Despite being painted on Japanese Washi paper, Richard Gorman’s minimal abstracts are not full of eastern promise; In fact its difficult to say if they are full of anything, but, they sit easily in the company of Felim Egan’s oh so familiar patterns.
When I look at works like these, which show such slight involvement of artistic activity, I wonder; can anything exist in such sparse, pictorial environments? If so, must it not be a very crude form of life?
If Ruskin thought Whistler was “flinging a pot of paint in the public’s face”, what would he make of today’s minimal wastelands, where a pot of paint would be considered a bonus. One of the great mysteries of contemporary painting is the persistence of minimal abstraction. A possible reason for this is, that it allows the artist and the viewer to have an imagined, aesthetic superiority; an entrée into arcane territory where explanation and defence of the artwork are redundant. When one is presented with such a paucity of relationships in a piece of work, no scrutiny is required. Confronted by Gorman’s minimally, painted Washi paper it is sufficient to say to a companion; “ I really like that,...you don’t see anything in it? Well...” Your companion will be suitably belittled, knowing that his aesthetic sensitivity is ill-equipped to deal with the complex, emptiness of these images. If he is shrewd, however, he will learn to say that he also likes these barren works, because, his opinion can’t be challenged. No critical language is required and no artistic grammar need be learned to gain entrance into Art’s empty room. There must be a point in the development of artistic taste and judgement, for both artist and audience, where refinement has to stop. If eradication of what seems to be superfluous in the artwork continues unchecked, it will ultimately step beyond reality into the void.
Minimal abstraction, of course, is just a small part of the Art World and while it is a significant element in this exhibition, it thankfully is not the only element. In Fenderesky’s upstairs galleries there are painters who are still extending their skills; Graham Gingles’ rare venture into two dimensional paint, a quietly thoughtful triptych by Gerard Devlin, Fionnuala D’arcy’s strangely painterly, watercolour and pastel landscapes, and of course Clement Mc Aleer and David Crone whose works always tickle the eye and tackle the mind.

When I use the term, Art World I realize that it suggests some kind of aesthetic homogeneity, a place where everyone’s taste is sophisticatedly similar.

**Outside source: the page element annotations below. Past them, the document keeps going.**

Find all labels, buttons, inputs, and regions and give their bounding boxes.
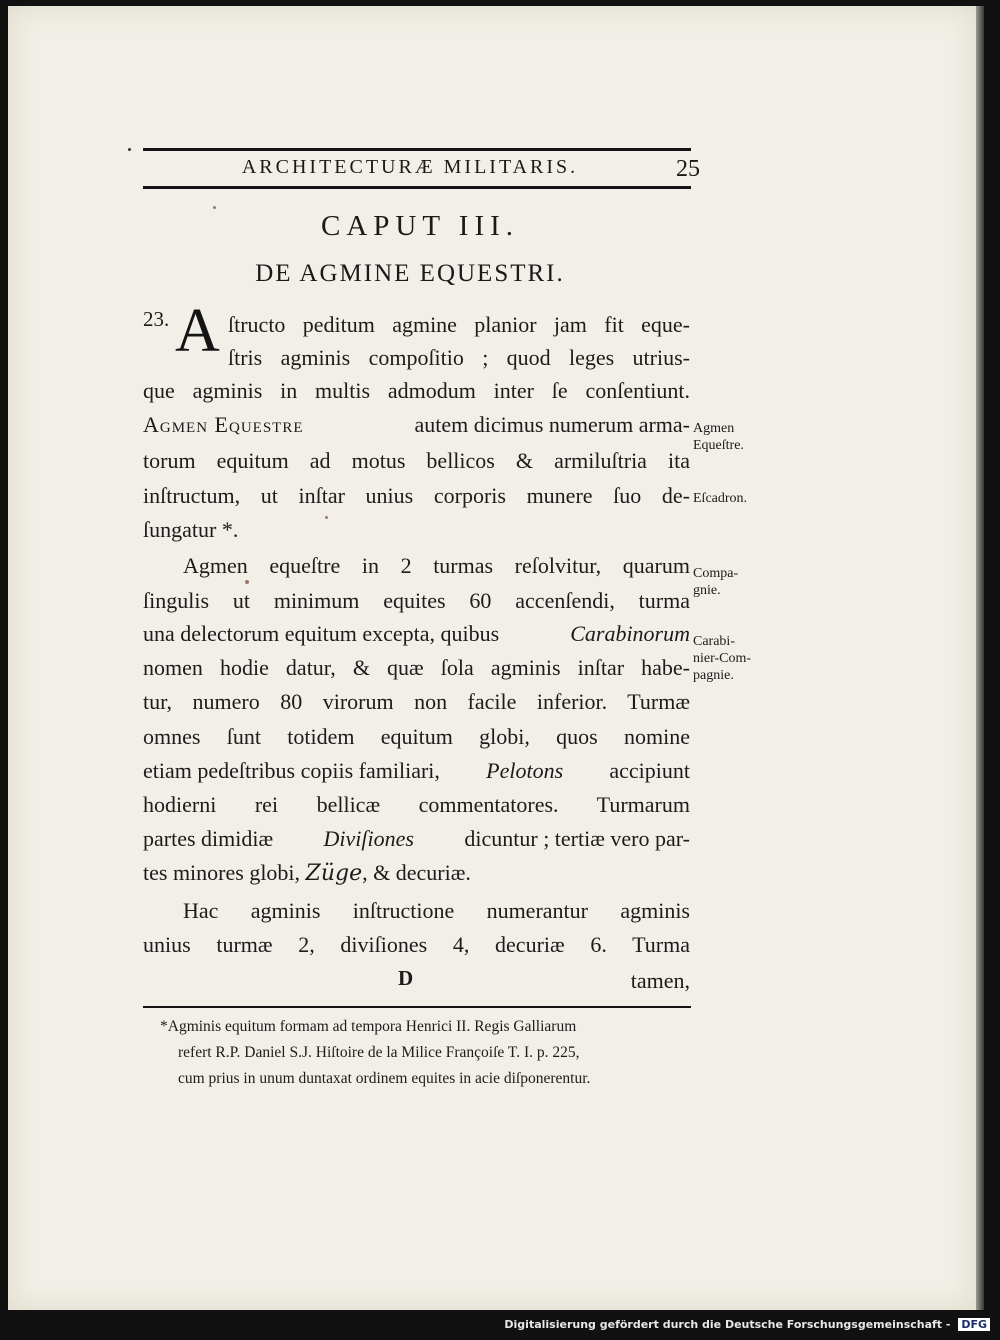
term-divisiones: Diviſiones	[323, 826, 414, 851]
drop-cap: A	[175, 297, 220, 365]
text-line: ſungatur *.	[143, 517, 239, 542]
digitization-credit	[0, 1318, 990, 1338]
text-line: ſtris agminis compoſitio ; quod leges utrius-	[228, 345, 690, 370]
text-line: ſtructo peditum agmine planior jam fit eque-	[228, 312, 690, 337]
term-carabinorum: Carabinorum	[570, 621, 690, 646]
text-line	[143, 412, 690, 438]
text-fragment: autem dicimus numerum arma-	[414, 412, 690, 437]
text-line: ſingulis ut minimum equites 60 accenſendi, turma	[143, 588, 690, 613]
text-fragment: accipiunt	[609, 758, 690, 783]
text-line	[143, 621, 690, 647]
text-fragment: , & decuriæ.	[362, 860, 471, 885]
text-line: Hac agminis inſtructione numerantur agminis	[183, 898, 690, 923]
signature-mark: D	[398, 966, 414, 990]
text-line	[143, 758, 690, 784]
paper-speck	[213, 206, 216, 209]
credit-text: Digitalisierung gefördert durch die Deutsche Forschungsgemeinschaft -	[504, 1318, 951, 1331]
text-line: nomen hodie datur, & quæ ſola agminis inſtar habe-	[143, 655, 690, 680]
footnote-rule	[143, 1006, 691, 1008]
text-line: torum equitum ad motus bellicos & armiluſtria ita	[143, 448, 690, 473]
paper-speck	[245, 580, 249, 584]
text-line: que agminis in multis admodum inter ſe conſentiunt.	[143, 378, 690, 403]
page-number: 25	[676, 156, 700, 182]
footnote-line: *Agminis equitum formam ad tempora Henrici II. Regis Galliarum	[160, 1018, 577, 1035]
text-line: omnes ſunt totidem equitum globi, quos nomine	[143, 724, 690, 749]
section-title: DE AGMINE EQUESTRI.	[255, 260, 565, 287]
text-fragment: etiam pedeſtribus copiis familiari,	[143, 758, 440, 783]
chapter-title: CAPUT III.	[320, 210, 520, 242]
text-line	[143, 826, 690, 852]
page-edge	[976, 6, 984, 1310]
ink-speck	[128, 148, 131, 151]
text-line: unius turmæ 2, diviſiones 4, decuriæ 6. Turma	[143, 932, 690, 957]
text-line: tur, numero 80 virorum non facile inferior. Turmæ	[143, 689, 690, 714]
text-fragment: partes dimidiæ	[143, 826, 274, 851]
catchword: tamen,	[630, 968, 690, 993]
text-line	[143, 860, 471, 886]
text-fragment: una delectorum equitum excepta, quibus	[143, 621, 500, 646]
footnote-line: refert R.P. Daniel S.J. Hiſtoire de la Milice Françoiſe T. I. p. 225,	[178, 1044, 580, 1061]
text-line: hodierni rei bellicæ commentatores. Turmarum	[143, 792, 690, 817]
text-fragment: tes minores globi,	[143, 860, 301, 885]
term-zuge: Züge	[305, 861, 363, 886]
margin-note: Agmen Equeſtre.	[693, 421, 744, 453]
running-title: ARCHITECTURÆ MILITARIS.	[241, 156, 579, 178]
dfg-logo: DFG	[958, 1318, 990, 1331]
text-fragment: dicuntur ; tertiæ vero par-	[464, 826, 690, 851]
footnote-line: cum prius in unum duntaxat ordinem equites in acie diſponerentur.	[178, 1070, 591, 1087]
paper-speck	[325, 516, 328, 519]
term-agmen-equestre: Agmen Equestre	[143, 412, 304, 437]
margin-note: Compa-gnie.	[693, 566, 739, 598]
margin-note: Carabi-nier-Com-pagnie.	[693, 634, 752, 683]
text-line: Agmen equeſtre in 2 turmas reſolvitur, quarum	[183, 553, 690, 578]
header-rule-top	[143, 148, 691, 151]
header-rule-bottom	[143, 186, 691, 189]
text-line: inſtructum, ut inſtar unius corporis munere ſuo de-	[143, 483, 690, 508]
term-pelotons: Pelotons	[486, 758, 564, 783]
paragraph-number: 23.	[143, 307, 170, 331]
margin-note: Eſcadron.	[693, 491, 748, 506]
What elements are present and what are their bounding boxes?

Such a location doesn’t exist of course; its just an umbrella term, like Christianity, to help us negotiate a minefield of different opinions, loosely linked to the same source.
There is , for example, that rarefied art world inhabited by candidates for the Turner Prize, who, like the pop star, are totally dependent on the PR Man for their existence.
The famous auction houses have their own art world which is where they sell great art for great prices.
Then we have that extensive world of the small commercial Art Gallery which exhibits and markets the work of those seriously, committed painters who, notwithstanding fashions, continue, like the novelist, to create within the boundaries of their
Art form.
Finally, and funnily, we have our own motley crew of art dealers, art consultants and self-styled art agents eager to give the artist the full benefit of their ignorance.